Amy Hulme, a latecomer to fieldsports, left a career in banking and now manages a fishery on the banks of Tweed. She bought and trained Knud, a springer spaniel, for the peg. But he’s now spent so many hours around the fishing hut that he has qualified as a fully fledged fishing dog. “He enjoys just pottering about by the river,” she says. It helps at work that Knud loves the company of fishing guests. His friendly presence breaks the ice and encourages nervous anglers to relax and enjoy the day. “He’s almost as excited as we are netting the fish,” says Hulme. “He shakes like a typical springer, glued to my leg with his head near the net, as if to say, ‘Come on! We can land this’.” Poetically, they found themselves alone together when Hulme caught her first salmon, a 15½ pounder. “It was a really nice moment.”

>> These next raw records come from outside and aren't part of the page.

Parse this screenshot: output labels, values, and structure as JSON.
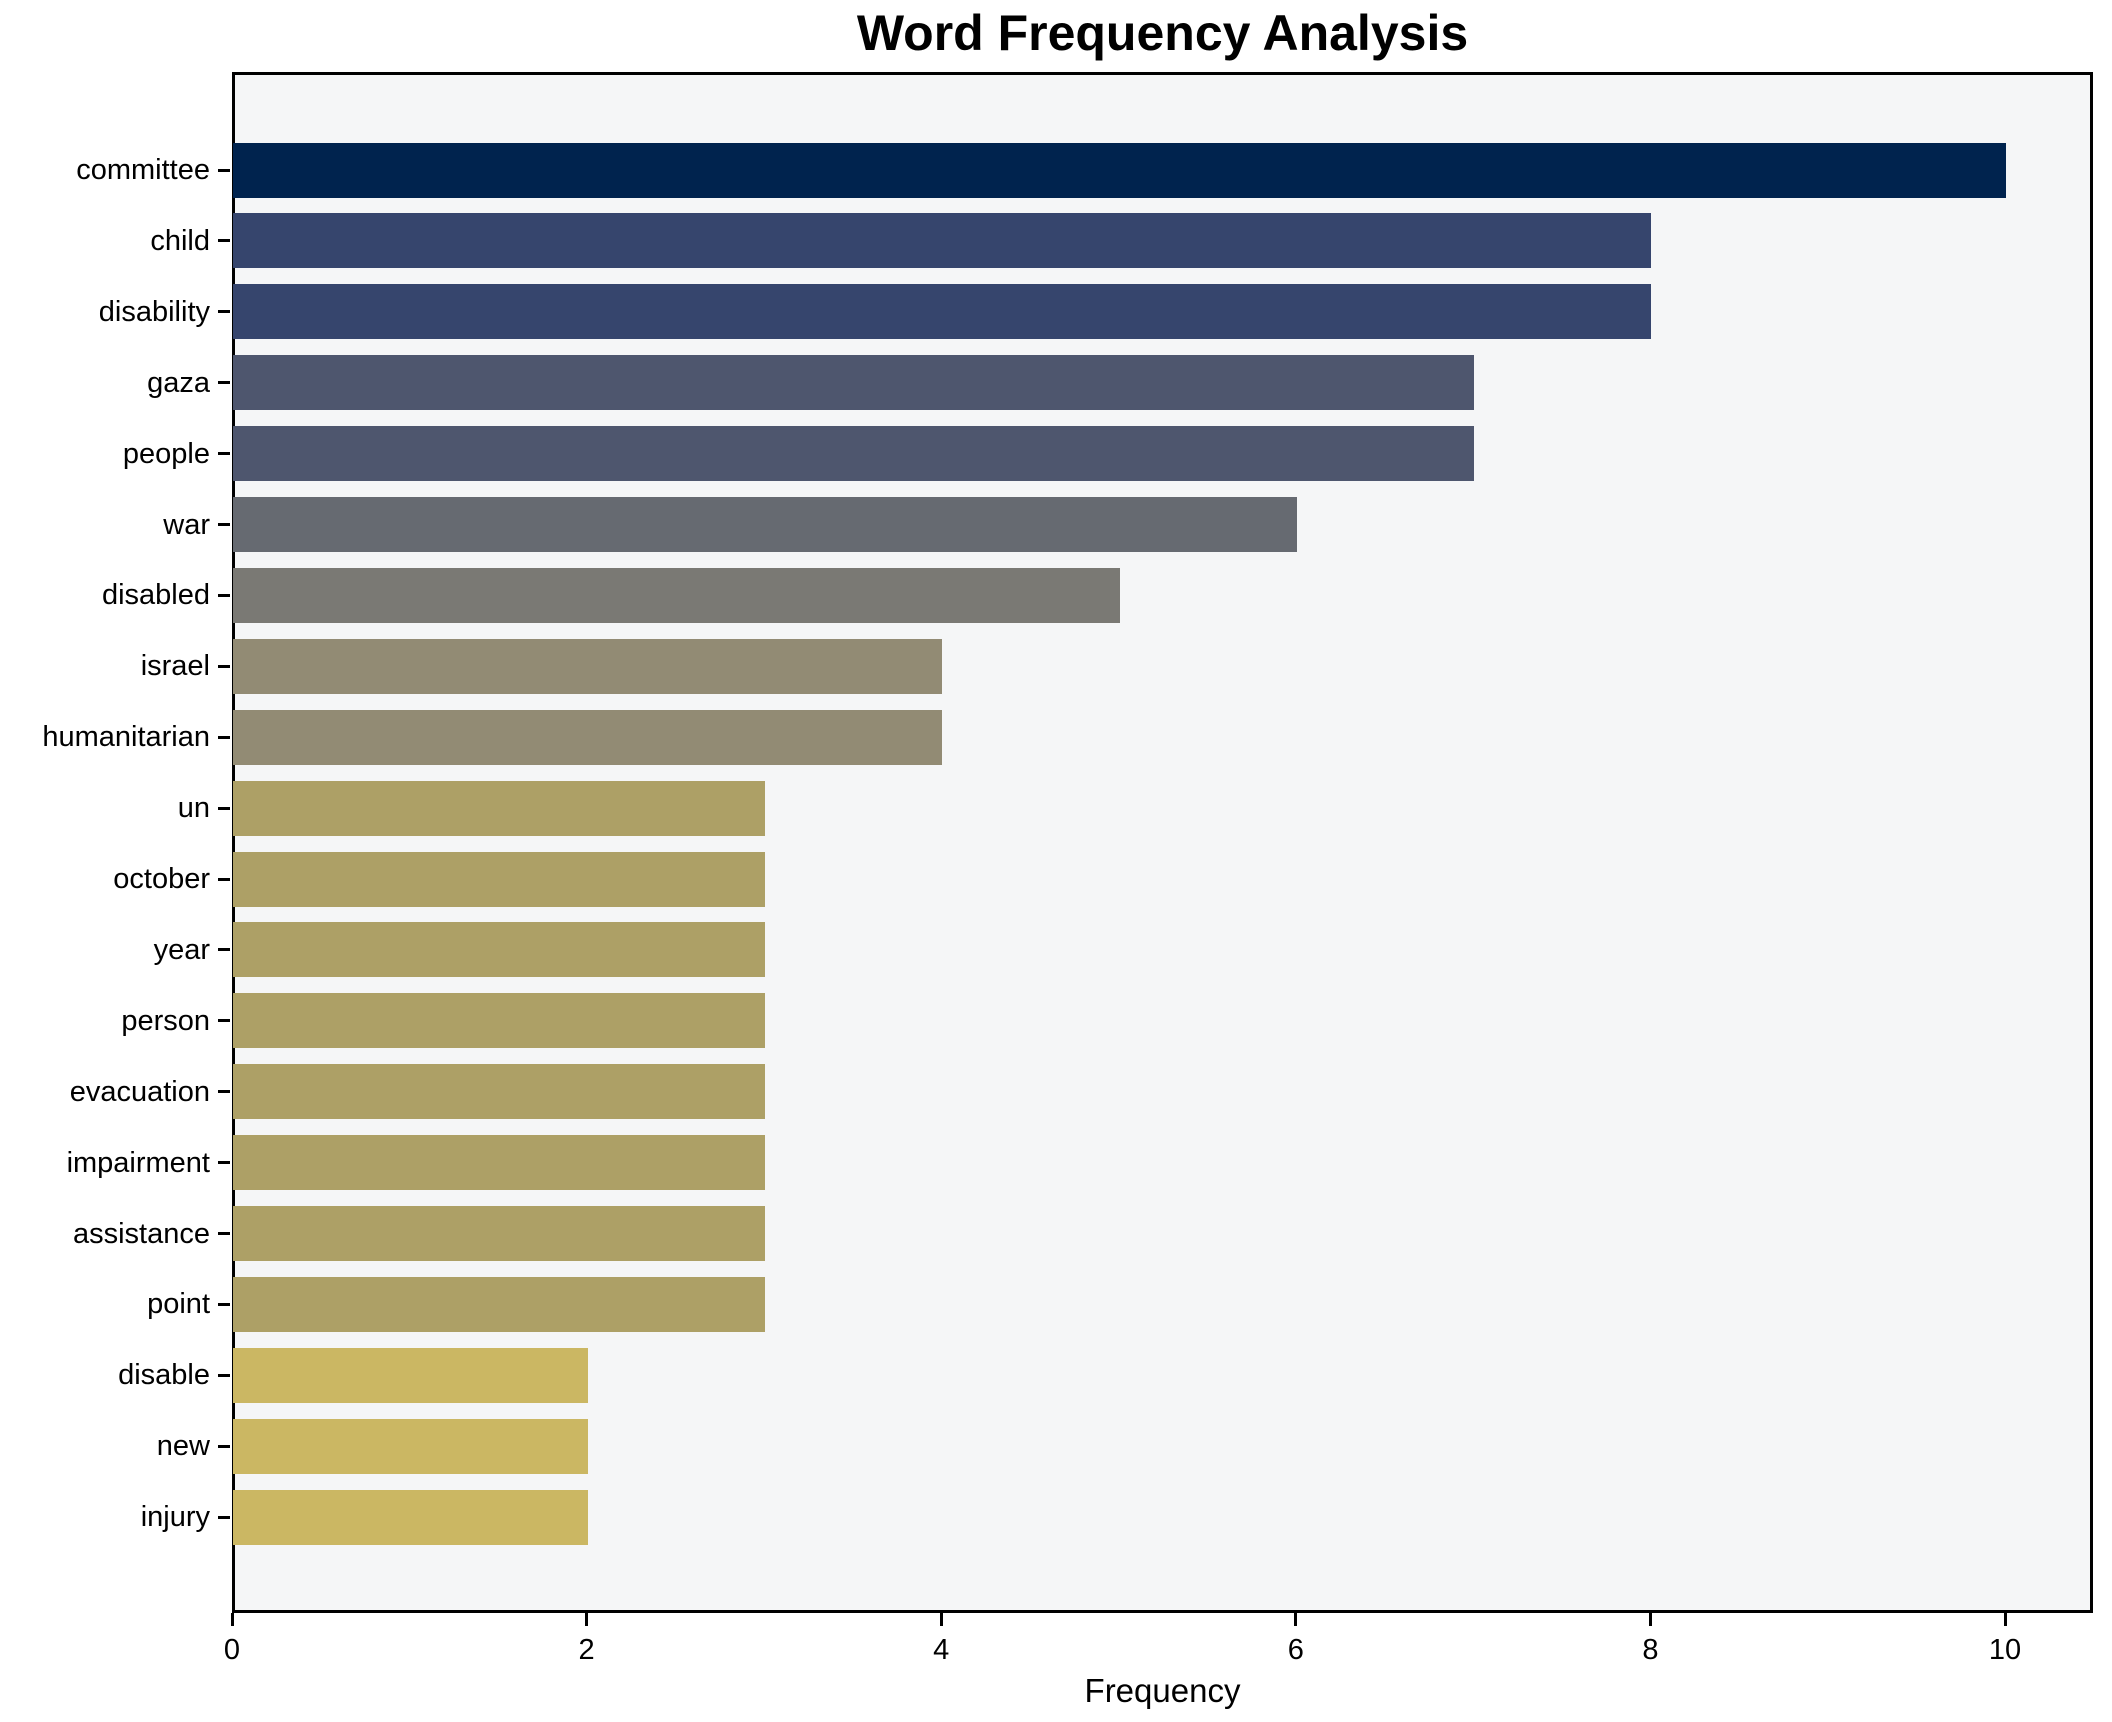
{
  "figure": {
    "background_color": "#ffffff",
    "plot_background_color": "#f5f6f7",
    "spine_color": "#000000",
    "text_color": "#000000"
  },
  "chart_data": {
    "type": "bar",
    "orientation": "horizontal",
    "title": "Word Frequency Analysis",
    "xlabel": "Frequency",
    "ylabel": "",
    "categories": [
      "committee",
      "child",
      "disability",
      "gaza",
      "people",
      "war",
      "disabled",
      "israel",
      "humanitarian",
      "un",
      "october",
      "year",
      "person",
      "evacuation",
      "impairment",
      "assistance",
      "point",
      "disable",
      "new",
      "injury"
    ],
    "values": [
      10,
      8,
      8,
      7,
      7,
      6,
      5,
      4,
      4,
      3,
      3,
      3,
      3,
      3,
      3,
      3,
      3,
      2,
      2,
      2
    ],
    "bar_colors": [
      "#00234e",
      "#36456d",
      "#36456d",
      "#4e566e",
      "#4e566e",
      "#666a71",
      "#7a7974",
      "#928b74",
      "#928b74",
      "#ada066",
      "#ada066",
      "#ada066",
      "#ada066",
      "#ada066",
      "#ada066",
      "#ada066",
      "#ada066",
      "#cbb763",
      "#cbb763",
      "#cbb763"
    ],
    "xlim": [
      0,
      10.5
    ],
    "xticks": [
      0,
      2,
      4,
      6,
      8,
      10
    ],
    "grid": false,
    "legend": false
  }
}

Parker’s two wire-haired terriers were also both with him when he caught his first salmon, on the Spey. Or rather, “they were off digging mice somewhere nearby”. Parker grew up among working spaniels and labradors in a riverkeeper’s house. He and his brother both followed their father’s career path, but Parker had different ideas about dogs. “I quite fancied something that would catch rats,” he says. His Instagram account shows that fishing is both work and play for him and Buster. When they are not patrolling their two-mile beat twice a day, they have been salmon fishing on the Spey and Dee, and sea fishing for sharks in a boat off Cornwall. “Buster’s quite well travelled,” says Parker. “My other terrier, Alfie, snuffed it a couple of years ago. They’re a law unto themselves, terriers.”

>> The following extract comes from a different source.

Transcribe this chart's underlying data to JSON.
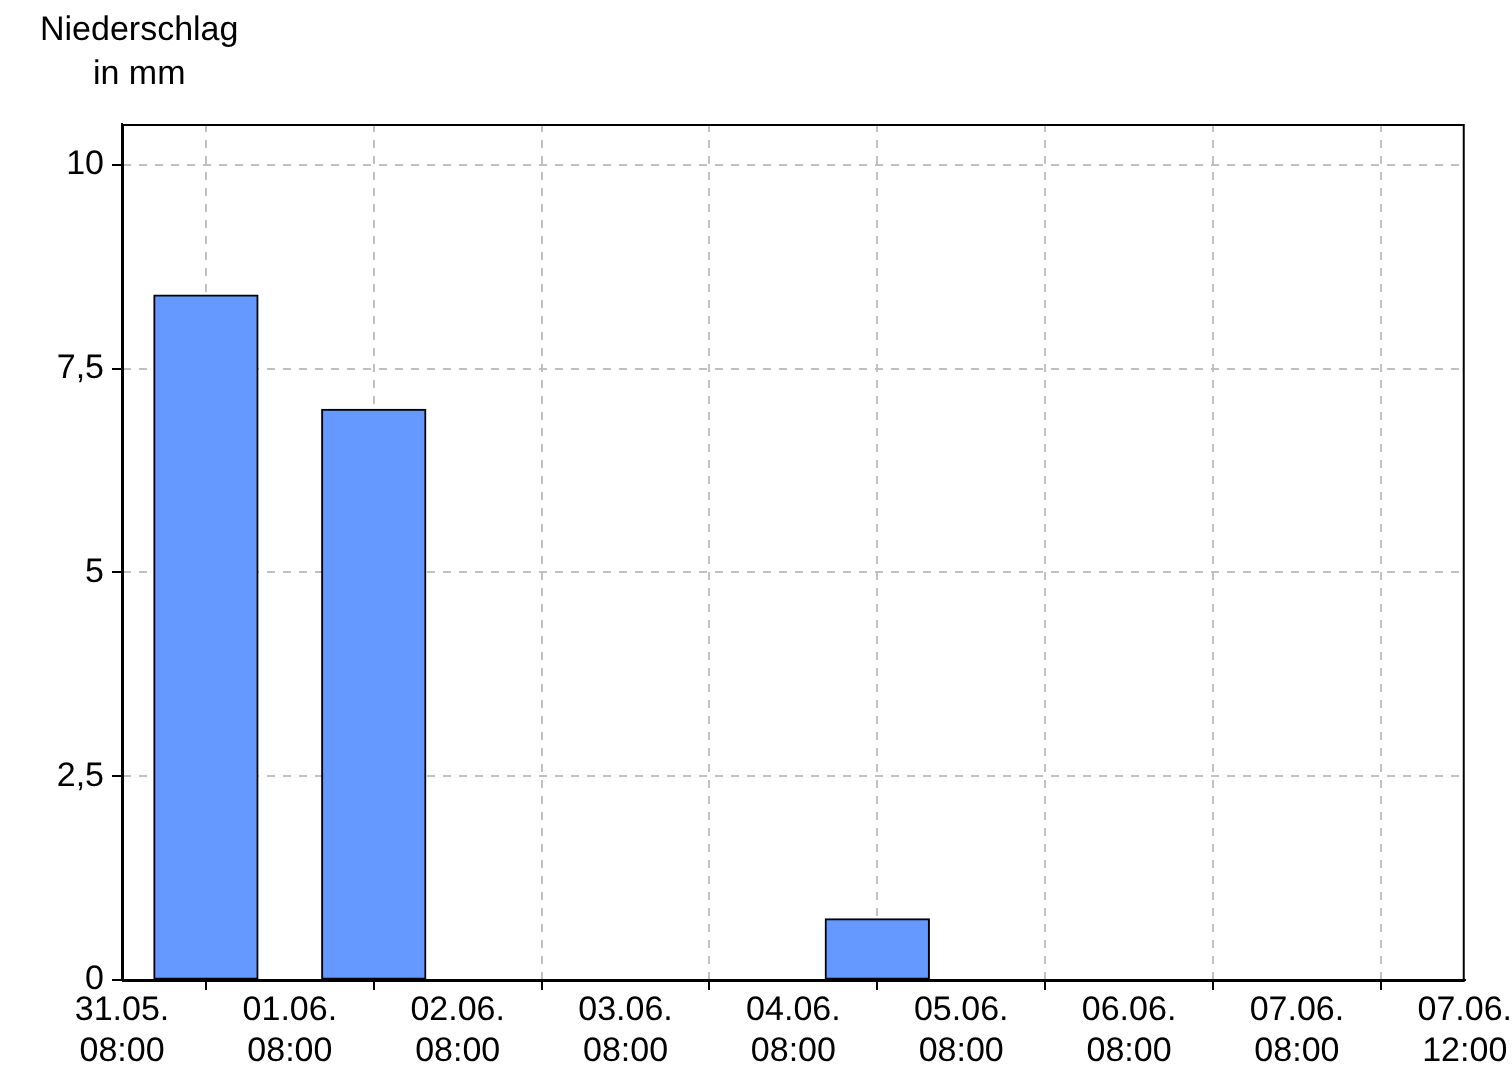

If Alfie’s vigour was tempered by his eight-mile constitutionals, he still harassed swans, fought squirrels and once almost buried himself alive in a 4m mink tunnel under a Scottish riverbank. He also made a habit of breaking through a fence to gatecrash anglers’ barbecues at the fishing hut 200 yards from their house. When a fisherman once proudly led Parker to where he had left his catch, Alfie was eating it. The trout had weighed 8lb. “Loyalty is important, so you don’t spend your fishing time looking for your dog. But don’t get a labrador or a terrier,” he summarises. “One’ll swim in the water, the other will stress you out.”

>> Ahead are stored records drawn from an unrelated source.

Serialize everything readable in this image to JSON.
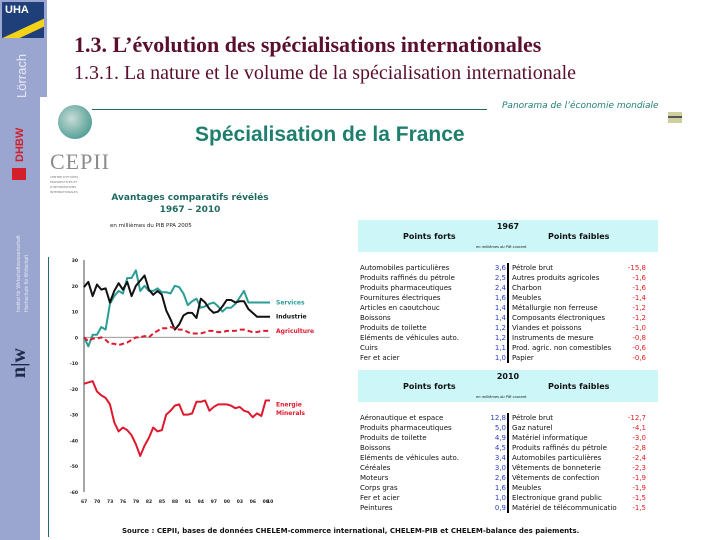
{
  "sidebar": {
    "uha_logo": "UHA",
    "lorrach": "Lörrach",
    "dhbw": "DHBW",
    "institute_line1": "Institut für Wirtschaftswissenschaft",
    "institute_line2": "Hochschule für Wirtschaft",
    "nw_logo": "n|w"
  },
  "header": {
    "title": "1.3. L’évolution des spécialisations internationales",
    "subtitle": "1.3.1. La nature et le volume de la spécialisation internationale"
  },
  "slide": {
    "cepii_logo": "CEPII",
    "cepii_small": "CENTRE D'ETUDES PROSPECTIVES ET D'INFORMATIONS INTERNATIONALES",
    "panorama": "Panorama de l’économie mondiale",
    "main_title": "Spécialisation de la France",
    "chart_title_line1": "Avantages comparatifs révélés",
    "chart_title_line2": "1967 – 2010",
    "chart_unit": "en millièmes du PIB PPA 2005",
    "source": "Source : CEPII, bases de données CHELEM-commerce international, CHELEM-PIB et CHELEM-balance des paiements."
  },
  "tables": [
    {
      "year": "1967",
      "strong_label": "Points forts",
      "weak_label": "Points faibles",
      "unit": "en millièmes du PIB courant",
      "strong": [
        {
          "label": "Automobiles particulières",
          "value": "3,6"
        },
        {
          "label": "Produits raffinés du pétrole",
          "value": "2,5"
        },
        {
          "label": "Produits pharmaceutiques",
          "value": "2,4"
        },
        {
          "label": "Fournitures électriques",
          "value": "1,6"
        },
        {
          "label": "Articles en caoutchouc",
          "value": "1,4"
        },
        {
          "label": "Boissons",
          "value": "1,4"
        },
        {
          "label": "Produits de toilette",
          "value": "1,2"
        },
        {
          "label": "Eléments de véhicules auto.",
          "value": "1,2"
        },
        {
          "label": "Cuirs",
          "value": "1,1"
        },
        {
          "label": "Fer et acier",
          "value": "1,0"
        }
      ],
      "weak": [
        {
          "label": "Pétrole brut",
          "value": "-15,8"
        },
        {
          "label": "Autres produits agricoles",
          "value": "-1,6"
        },
        {
          "label": "Charbon",
          "value": "-1,6"
        },
        {
          "label": "Meubles",
          "value": "-1,4"
        },
        {
          "label": "Métallurgie non ferreuse",
          "value": "-1,2"
        },
        {
          "label": "Composants électroniques",
          "value": "-1,2"
        },
        {
          "label": "Viandes et poissons",
          "value": "-1,0"
        },
        {
          "label": "Instruments de mesure",
          "value": "-0,8"
        },
        {
          "label": "Prod. agric. non comestibles",
          "value": "-0,6"
        },
        {
          "label": "Papier",
          "value": "-0,6"
        }
      ]
    },
    {
      "year": "2010",
      "strong_label": "Points forts",
      "weak_label": "Points faibles",
      "unit": "en millièmes du PIB courant",
      "strong": [
        {
          "label": "Aéronautique et espace",
          "value": "12,8"
        },
        {
          "label": "Produits pharmaceutiques",
          "value": "5,0"
        },
        {
          "label": "Produits de toilette",
          "value": "4,9"
        },
        {
          "label": "Boissons",
          "value": "4,5"
        },
        {
          "label": "Eléments de véhicules auto.",
          "value": "3,4"
        },
        {
          "label": "Céréales",
          "value": "3,0"
        },
        {
          "label": "Moteurs",
          "value": "2,6"
        },
        {
          "label": "Corps gras",
          "value": "1,6"
        },
        {
          "label": "Fer et acier",
          "value": "1,0"
        },
        {
          "label": "Peintures",
          "value": "0,9"
        }
      ],
      "weak": [
        {
          "label": "Pétrole brut",
          "value": "-12,7"
        },
        {
          "label": "Gaz naturel",
          "value": "-4,1"
        },
        {
          "label": "Matériel informatique",
          "value": "-3,0"
        },
        {
          "label": "Produits raffinés du pétrole",
          "value": "-2,8"
        },
        {
          "label": "Automobiles particulières",
          "value": "-2,4"
        },
        {
          "label": "Vêtements de bonneterie",
          "value": "-2,3"
        },
        {
          "label": "Vêtements de confection",
          "value": "-1,9"
        },
        {
          "label": "Meubles",
          "value": "-1,9"
        },
        {
          "label": "Electronique grand public",
          "value": "-1,5"
        },
        {
          "label": "Matériel de télécommunicatio",
          "value": "-1,5"
        }
      ]
    }
  ],
  "chart_data": {
    "type": "line",
    "title": "Avantages comparatifs révélés 1967 – 2010",
    "ylabel": "en millièmes du PIB PPA 2005",
    "ylim": [
      -60,
      30
    ],
    "yticks": [
      30,
      20,
      10,
      0,
      -10,
      -20,
      -30,
      -40,
      -50,
      -60
    ],
    "xticks": [
      "67",
      "70",
      "73",
      "76",
      "79",
      "82",
      "85",
      "88",
      "91",
      "94",
      "97",
      "00",
      "03",
      "06",
      "09",
      "10"
    ],
    "x": [
      1967,
      1968,
      1969,
      1970,
      1971,
      1972,
      1973,
      1974,
      1975,
      1976,
      1977,
      1978,
      1979,
      1980,
      1981,
      1982,
      1983,
      1984,
      1985,
      1986,
      1987,
      1988,
      1989,
      1990,
      1991,
      1992,
      1993,
      1994,
      1995,
      1996,
      1997,
      1998,
      1999,
      2000,
      2001,
      2002,
      2003,
      2004,
      2005,
      2006,
      2007,
      2008,
      2009,
      2010
    ],
    "series": [
      {
        "name": "Services",
        "color": "#2a9d94",
        "values": [
          0,
          -3.5,
          1,
          1,
          4,
          3,
          13,
          16,
          18,
          17,
          23,
          23,
          26,
          18,
          20,
          18,
          18,
          19,
          17.5,
          17.5,
          17,
          20,
          19.5,
          17,
          12.5,
          14,
          15,
          11.5,
          12,
          13,
          13.5,
          12,
          10,
          11.5,
          11.5,
          13,
          15.5,
          18,
          13.5,
          13.5,
          13.5,
          13.5,
          13.5,
          13.5
        ]
      },
      {
        "name": "Industrie",
        "color": "#111111",
        "values": [
          19.5,
          21.5,
          16,
          20.5,
          18.5,
          19,
          13.5,
          18,
          21,
          18.5,
          21.5,
          16,
          20,
          22,
          24,
          18.5,
          16.5,
          18,
          16.5,
          10.5,
          7,
          3,
          5,
          8.5,
          9.5,
          9.5,
          7.5,
          15,
          13.5,
          11,
          9.5,
          10,
          12,
          14.5,
          14.5,
          13.5,
          14,
          14,
          11,
          9.5,
          8,
          8,
          8,
          8
        ]
      },
      {
        "name": "Agriculture",
        "color": "#e0182d",
        "dashed": true,
        "values": [
          0,
          -1.5,
          -0.5,
          -0.5,
          0,
          -1,
          -2.5,
          -2.5,
          -3,
          -2.5,
          -2,
          -1,
          0,
          0,
          0.5,
          0,
          1.5,
          2.5,
          3.5,
          3.5,
          4,
          3.5,
          3,
          3,
          2,
          1.5,
          1.5,
          1.5,
          2,
          2.5,
          2.5,
          2,
          2,
          2.5,
          2.5,
          2.5,
          3,
          3,
          2.5,
          2,
          2,
          2.5,
          2.5,
          2.5
        ]
      },
      {
        "name": "Energie Minerals",
        "color": "#e0182d",
        "values": [
          -18,
          -17.5,
          -17,
          -21,
          -22.5,
          -23.5,
          -26,
          -33,
          -36.5,
          -35,
          -36,
          -38,
          -41.5,
          -46,
          -42,
          -39,
          -35,
          -36.5,
          -36,
          -30,
          -28.5,
          -26.5,
          -26,
          -30,
          -30,
          -29.5,
          -25,
          -25,
          -24.5,
          -28.5,
          -27,
          -26,
          -26,
          -26,
          -26.5,
          -27.5,
          -27,
          -28.5,
          -29,
          -31,
          -29.5,
          -30.5,
          -24.5,
          -24.5
        ]
      }
    ],
    "legend": [
      "Services",
      "Industrie",
      "Agriculture",
      "Energie Minerals"
    ],
    "legend_position": "right inline labels",
    "grid": false
  }
}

Or as international game-fishing agent Nick Zoll says: “If you set out to put yourself and a dog into a situation where you aren’t necessarily going to be fully focused on the dog, you want one that is easy to please, devoted, biddable and obedient.” Near the abbey-lined chalkstreams of Norfolk, Zoll owns a matriarchy of black cocker spaniels – Olive, Spinner and Midge, all named after trout flies. “Midge is nine months old, going on three years,” he says. “After they lose their puppy teeth they suddenly think they are full-blown dogs, so it’s lucky she has Spinner with her on a fishing afternoon.” Aged six, Spinner has seen it all and understands that the day won’t be about picking up birds. Midge learns from Spinner that rules are different on the river. Her calming influence is ideal, explains Zoll, “especially where you don’t want your dog to chase a moorhen upstream or splash over that rising trout”.

It was Olive’s wildfowling prowess in freezing creeks on the Norfolk coast that convinced Zoll how good cockers are in water. The River Nar where he fishes is so wild and woolly that by mid-summer, access along the banks becomes impossible, so while Zoll wades, his cockers just jump in behind and swim until he finds a spot to climb out.

Perhaps we’ll try a cocker next time, so we can get a smaller car. Ultimately, I suspect, it’s not about the breed or even how rigorously we train them as a riverside Jeeves. It’s about having something to keep you company in an otherwise rather solitary sport. “The companionship is the best thing,” agrees Parker in Hampshire. “If I’m out on my own with Buster, he’s something to talk at. If he sees welly boots go on, he’s at the door waiting.”